(Reuters) - The Federal Reserve should leave interest rates where they are until the U.S. economic outlook is clearer, Dallas Fed President Robert Kaplan said on Tuesday, a process that in his view could take several more months.
“I believe it would be prudent for the Fed to exercise patience and refrain from taking further action on the federal funds rate until the economic outlook becomes somewhat clearer,” Kaplan said in an essay prepared for publication on the regional Fed bank’s website. “I expect we will get some further clarity during the first half of 2019.”
The U.S. central bank last week left the target range for its key policy rate at 2.25 percent to 2.5 percent, and promised to be “patient” before making any future adjustments to rates.
Its statement, issued after its January policy-setting meeting, gave no sense of how long the current stance would last, and Kaplan’s comments are among the first to provide a bit of a timeline.
Kaplan has been warning of a slowdown in 2019 for months, and has flagged tighter financial conditions, slowing global growth and trade tensions as risks to what last year was strong domestic economic traction.

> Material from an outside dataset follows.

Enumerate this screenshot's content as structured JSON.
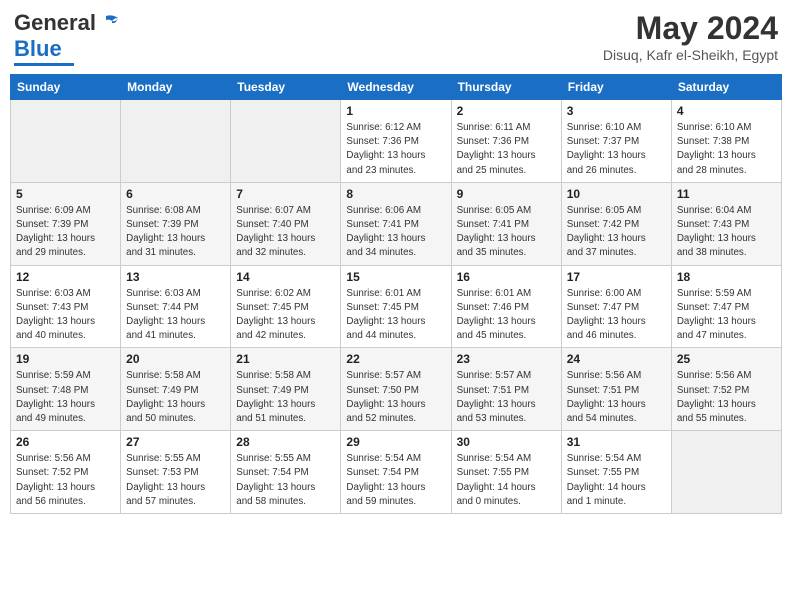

His essay - one of an occasional series - again flagged those risks, as well as a slowdown in housing and the manufacturing sector.
And though he said the labor market is extremely tight by historical standards, with 4 percent unemployment and hundreds of thousands of jobs created each month, structural changes in the economy like globalization and online shopping are keeping inflation from surging in response.
With inflation meeting the Fed’s 2-percent goal, the central bank he said “has the luxury of being patient over the next several months.”
It is also highly appropriate, he said, for the Fed to be open to changing its current plan to reduce the size of its balance sheet, currently at $4 trillion, based on economic and financial conditions. The Fed said it was discussing such changes and could make a decision in coming months.
Kaplan is not voter on monetary policy this year, but he takes part in the Fed’s regular policy-setting meetings in Washington.